Force est de rappeler que le conseil constitutionnel avait déjà donné un coup de pouce en ce sens en énonçant le 28 janvier 2011, que les dispositions de l’article L. 121-9 du Code de l’Urbanisme, ne portaient pas atteinte principes fondamentaux du droit de propriété, lequel est garanti par les dispositions des articles 2 et 17 de la déclaration des droits de l’homme et du citoyen (Décision n° 2010-95 QPC).
3°/ Recours à la CEDH en vue d’être indemnisé en contrepartie d’une sujétion d’urbanisme
Certains administrés ont été également tentés de saisir la CEDH compte tenu de sujétions particulières imposées en raison de leur proximité du littoral.
L’article L. 160-5 du code de l’urbanisme dispose à ce sujet :
« N’ouvrent droit à aucune indemnité les servitudes instituées (...) concernant, notamment, (...) l’interdiction de construire dans certaines zones et en bordure de certaines voies (...).

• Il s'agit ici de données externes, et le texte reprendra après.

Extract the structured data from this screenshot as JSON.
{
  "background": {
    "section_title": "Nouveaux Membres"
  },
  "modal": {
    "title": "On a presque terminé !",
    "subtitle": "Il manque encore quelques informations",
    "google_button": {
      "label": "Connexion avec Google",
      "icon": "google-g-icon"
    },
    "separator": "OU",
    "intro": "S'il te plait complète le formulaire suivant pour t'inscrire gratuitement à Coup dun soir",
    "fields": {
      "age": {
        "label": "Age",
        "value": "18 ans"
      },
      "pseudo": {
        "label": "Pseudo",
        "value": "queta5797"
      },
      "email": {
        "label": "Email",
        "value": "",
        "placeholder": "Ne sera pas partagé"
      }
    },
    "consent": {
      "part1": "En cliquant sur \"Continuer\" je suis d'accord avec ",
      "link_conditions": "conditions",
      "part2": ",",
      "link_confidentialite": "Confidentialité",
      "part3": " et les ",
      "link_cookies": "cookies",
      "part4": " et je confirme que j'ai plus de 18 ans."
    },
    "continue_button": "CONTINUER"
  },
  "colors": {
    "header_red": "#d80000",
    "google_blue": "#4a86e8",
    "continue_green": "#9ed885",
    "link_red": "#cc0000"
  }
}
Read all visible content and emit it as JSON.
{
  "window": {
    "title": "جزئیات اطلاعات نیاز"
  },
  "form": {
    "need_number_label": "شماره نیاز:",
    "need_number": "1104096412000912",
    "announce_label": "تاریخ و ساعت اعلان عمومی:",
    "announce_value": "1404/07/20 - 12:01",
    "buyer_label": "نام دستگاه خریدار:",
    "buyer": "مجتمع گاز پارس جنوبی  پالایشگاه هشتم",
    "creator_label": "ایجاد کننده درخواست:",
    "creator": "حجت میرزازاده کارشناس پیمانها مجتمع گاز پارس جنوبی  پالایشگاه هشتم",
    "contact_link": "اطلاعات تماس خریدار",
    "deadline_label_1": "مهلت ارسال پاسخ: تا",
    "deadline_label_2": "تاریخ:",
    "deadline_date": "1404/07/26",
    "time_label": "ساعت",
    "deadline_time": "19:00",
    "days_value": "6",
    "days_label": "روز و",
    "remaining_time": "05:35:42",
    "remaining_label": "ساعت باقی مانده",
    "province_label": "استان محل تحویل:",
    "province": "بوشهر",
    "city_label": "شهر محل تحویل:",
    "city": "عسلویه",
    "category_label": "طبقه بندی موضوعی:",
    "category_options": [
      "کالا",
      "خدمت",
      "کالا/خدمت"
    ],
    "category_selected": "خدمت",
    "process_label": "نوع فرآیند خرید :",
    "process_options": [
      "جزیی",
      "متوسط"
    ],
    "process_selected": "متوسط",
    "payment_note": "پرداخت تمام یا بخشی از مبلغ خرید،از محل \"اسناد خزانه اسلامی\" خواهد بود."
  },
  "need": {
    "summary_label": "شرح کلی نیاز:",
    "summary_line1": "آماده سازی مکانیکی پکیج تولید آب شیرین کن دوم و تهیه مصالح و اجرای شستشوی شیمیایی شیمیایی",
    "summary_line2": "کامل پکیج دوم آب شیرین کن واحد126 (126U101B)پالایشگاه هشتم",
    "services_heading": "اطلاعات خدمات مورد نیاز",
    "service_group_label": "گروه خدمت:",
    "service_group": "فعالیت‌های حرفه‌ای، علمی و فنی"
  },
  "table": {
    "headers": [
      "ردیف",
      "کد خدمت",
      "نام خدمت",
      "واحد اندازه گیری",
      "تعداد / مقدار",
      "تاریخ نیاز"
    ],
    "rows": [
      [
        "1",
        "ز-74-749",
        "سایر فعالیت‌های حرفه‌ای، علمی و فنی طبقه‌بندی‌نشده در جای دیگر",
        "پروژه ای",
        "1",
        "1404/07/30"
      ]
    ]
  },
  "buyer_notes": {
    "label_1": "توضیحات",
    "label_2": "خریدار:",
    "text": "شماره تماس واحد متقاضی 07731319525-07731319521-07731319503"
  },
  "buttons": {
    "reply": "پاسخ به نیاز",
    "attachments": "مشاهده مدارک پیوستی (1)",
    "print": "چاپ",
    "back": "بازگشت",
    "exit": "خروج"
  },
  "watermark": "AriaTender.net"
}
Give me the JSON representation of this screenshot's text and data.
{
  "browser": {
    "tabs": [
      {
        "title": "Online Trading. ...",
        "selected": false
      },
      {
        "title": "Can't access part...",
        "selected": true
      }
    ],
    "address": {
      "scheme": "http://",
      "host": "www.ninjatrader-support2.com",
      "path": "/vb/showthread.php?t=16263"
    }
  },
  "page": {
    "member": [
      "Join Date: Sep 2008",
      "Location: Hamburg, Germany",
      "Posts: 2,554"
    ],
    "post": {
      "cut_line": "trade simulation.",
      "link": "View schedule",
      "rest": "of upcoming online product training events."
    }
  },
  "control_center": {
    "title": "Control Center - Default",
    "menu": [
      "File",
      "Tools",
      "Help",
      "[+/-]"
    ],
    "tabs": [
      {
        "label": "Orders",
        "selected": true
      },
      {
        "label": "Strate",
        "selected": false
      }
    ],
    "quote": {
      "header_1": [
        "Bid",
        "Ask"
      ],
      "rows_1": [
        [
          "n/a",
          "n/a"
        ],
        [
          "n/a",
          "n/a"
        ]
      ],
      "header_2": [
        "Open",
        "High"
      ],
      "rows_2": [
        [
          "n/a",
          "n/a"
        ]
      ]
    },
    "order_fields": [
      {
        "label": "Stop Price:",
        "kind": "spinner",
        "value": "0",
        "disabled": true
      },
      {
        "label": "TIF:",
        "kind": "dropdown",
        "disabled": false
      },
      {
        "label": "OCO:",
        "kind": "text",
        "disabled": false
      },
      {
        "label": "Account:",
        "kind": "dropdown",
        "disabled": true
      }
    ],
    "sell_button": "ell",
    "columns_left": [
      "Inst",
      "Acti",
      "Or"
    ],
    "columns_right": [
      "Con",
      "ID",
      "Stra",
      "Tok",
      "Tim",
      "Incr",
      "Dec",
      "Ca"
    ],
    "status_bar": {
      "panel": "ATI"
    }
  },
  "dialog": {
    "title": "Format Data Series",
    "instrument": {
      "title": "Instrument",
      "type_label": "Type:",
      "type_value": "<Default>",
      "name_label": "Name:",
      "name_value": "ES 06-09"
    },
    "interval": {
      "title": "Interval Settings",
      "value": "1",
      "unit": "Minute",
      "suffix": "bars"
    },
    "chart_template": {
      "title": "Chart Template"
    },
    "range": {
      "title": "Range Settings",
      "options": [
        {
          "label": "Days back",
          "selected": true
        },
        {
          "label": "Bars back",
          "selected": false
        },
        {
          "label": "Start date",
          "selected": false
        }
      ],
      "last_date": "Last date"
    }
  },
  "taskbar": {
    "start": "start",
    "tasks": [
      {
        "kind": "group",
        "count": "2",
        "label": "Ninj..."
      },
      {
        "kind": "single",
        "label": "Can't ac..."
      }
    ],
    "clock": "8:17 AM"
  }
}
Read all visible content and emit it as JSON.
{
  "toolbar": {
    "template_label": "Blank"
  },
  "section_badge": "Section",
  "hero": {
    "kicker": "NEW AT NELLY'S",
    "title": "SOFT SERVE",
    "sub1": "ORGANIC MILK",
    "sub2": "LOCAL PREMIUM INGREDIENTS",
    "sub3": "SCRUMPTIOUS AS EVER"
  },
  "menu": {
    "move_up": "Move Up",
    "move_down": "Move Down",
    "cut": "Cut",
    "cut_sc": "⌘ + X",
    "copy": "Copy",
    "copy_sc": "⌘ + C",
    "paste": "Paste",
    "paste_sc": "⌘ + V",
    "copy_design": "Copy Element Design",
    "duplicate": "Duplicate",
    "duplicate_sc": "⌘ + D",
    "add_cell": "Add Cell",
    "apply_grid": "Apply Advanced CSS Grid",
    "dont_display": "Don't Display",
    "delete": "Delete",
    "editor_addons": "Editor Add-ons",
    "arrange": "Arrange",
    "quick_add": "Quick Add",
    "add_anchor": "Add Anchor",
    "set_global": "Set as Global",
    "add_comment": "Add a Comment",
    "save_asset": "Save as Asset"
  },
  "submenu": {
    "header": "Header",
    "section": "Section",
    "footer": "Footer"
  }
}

Toutefois, une indemnité est due s’il résulte de ces servitudes une atteinte à des droits acquis ou une modification à l’état antérieur des lieux déterminant un dommage direct, matériel et certain ; cette indemnité, à défaut d’accord amiable, est fixée par le tribunal administratif, qui doit tenir compte de la plus-value donnée aux immeubles par la réalisation du plan d’occupation des sols rendu public ou du plan local d’urbanisme approuvé ou du document qui en tient lieu. »
Dans un arrêt du 3 juillet 1998, dont la solution a été confirmée par la suite (Bitouzet, Recueil Lebon p. 228), le Conseil d’État a interprété cet article à la lumière de l’article 1 du Protocole n° 1 de la CEDH et il a précisé qu’il ne s’agissait pas d’un principe général et absolu, en droit français, de non‑indemnisation des servitudes d’urbanisme
Autrement dit, l’exclusion de l’indemnité n’étant pas systématique mais seulement conditionnée par certains critères, le dispositif serait équitable.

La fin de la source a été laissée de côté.